TAMPA, Fla — Despite omicron likely being in the U.S. already, the race to contain the new variant is on.
"We do all we can to stop a large entry of the variants," Mathematical Modeler Dr. Edwin Michael said.
The nation's split decision on travel restrictions buys the country time.
"You want to prevent a large entry or spread of those cases, so in that sense, it makes sense to step in quickly and try and prevent large spread," Michael said.
More than 200 cases of this new variant have turned up in 20 countries so far.
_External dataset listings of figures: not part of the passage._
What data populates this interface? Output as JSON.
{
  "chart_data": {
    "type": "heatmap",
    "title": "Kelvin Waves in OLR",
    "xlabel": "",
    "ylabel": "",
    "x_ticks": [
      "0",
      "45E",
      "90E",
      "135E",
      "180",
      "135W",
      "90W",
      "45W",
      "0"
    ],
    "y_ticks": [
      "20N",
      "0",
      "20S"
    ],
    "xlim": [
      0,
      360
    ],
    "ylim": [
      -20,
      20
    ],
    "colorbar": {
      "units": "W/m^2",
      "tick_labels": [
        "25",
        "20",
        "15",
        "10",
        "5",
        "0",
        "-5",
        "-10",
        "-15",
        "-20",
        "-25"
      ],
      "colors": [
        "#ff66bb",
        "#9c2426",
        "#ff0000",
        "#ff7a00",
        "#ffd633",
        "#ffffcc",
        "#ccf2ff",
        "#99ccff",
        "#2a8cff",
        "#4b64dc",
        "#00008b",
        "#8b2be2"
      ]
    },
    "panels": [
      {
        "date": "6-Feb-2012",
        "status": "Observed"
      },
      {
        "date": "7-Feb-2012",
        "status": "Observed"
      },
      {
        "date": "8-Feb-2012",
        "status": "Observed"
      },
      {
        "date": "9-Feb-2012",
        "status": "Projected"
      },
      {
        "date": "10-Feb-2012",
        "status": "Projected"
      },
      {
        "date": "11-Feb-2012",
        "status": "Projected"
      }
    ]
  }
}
While the U.S. tries to build up its COVID-19 surveillance system, Michael says the way the virus spreads will depend on its transmissibility, how long our immunity from vaccines lasts, and if people get their booster shot.
"If it's like 10 percent more transmissible than Delta, then that's not going to make a big impact. If it gets to 25 percent and 50 percent, then we have to be careful. It will interact with the waning of immunity and the fact that the vaccines are not going to be as effective, so you're going to get more breakthrough infections," Michael said.
Taking a deeper dive into the data for Florida, forecasts show a fourth wave of cases if vaccine immunity wanes and omicron is more transmissible.
"If you get a more transmissible wave in coming in, you'll get this larger resurgence. Those large resurgences can affect hospital capacity, so we're not out of the woods," Michael said.
So right now it's a waiting game and travel will have an impact with Florida being a "high risk" state due to an influx of international travelers.